Analogues of [Orn⁶]-SP_6-11 have been synthesized in which the methionyl residue is replaced by glutamine γ-carboxamide substituted derivatives. These analogues where tested in three in vitro preparations representative of NK-1, NK-2 and NK-3 receptor types. Substitution of the SCH₃ group of the Met¹¹ side chain by CONHCH₃, CON(CH₃)₂, CONHPh and CONCH₃Ph groups results in analogues which are full agonists in NK-1 and NK-2 preparations with the exception of the Glu[N(CH₃)₂]¹¹ and the Glu(NHCH₃)¹¹ analogues, which are partial agonists at NK-1 and NK-2 receptors respectively.
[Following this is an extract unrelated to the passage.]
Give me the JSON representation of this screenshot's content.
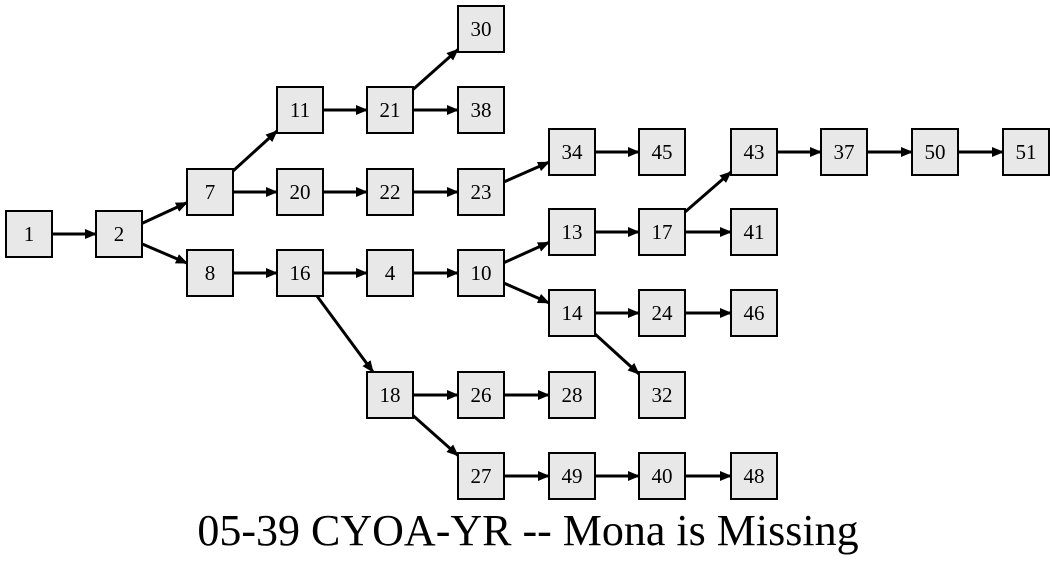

The Glu(NHCH₃)¹¹ analogue shows selectivity for the NK-1 receptor type and is equipotent to the Glu(NCH₃Ph)¹¹ analogue in the same receptor type. The latter analogue is 2.84 times more potent than the parent hexapeptide in the NK-2 preparation. The Glu(NHPh)¹¹ analogue is a full agonist in the NK-3 preparation and equipotent to the parent hexapeptide, in contrast to the other analogues in which Met has been replaced by glutamine γ-carboxamide substituted residues. It is concluded that for NK-1 receptor type the lipophilic character of Met¹¹ side chain is not a determining factor for activity but it is an important factor for activity in the NK-2 receptor type and has a stronger effect when a phenyl group is present, thus leading to analogues which are full agonists and more potent than the parent hexapeptide.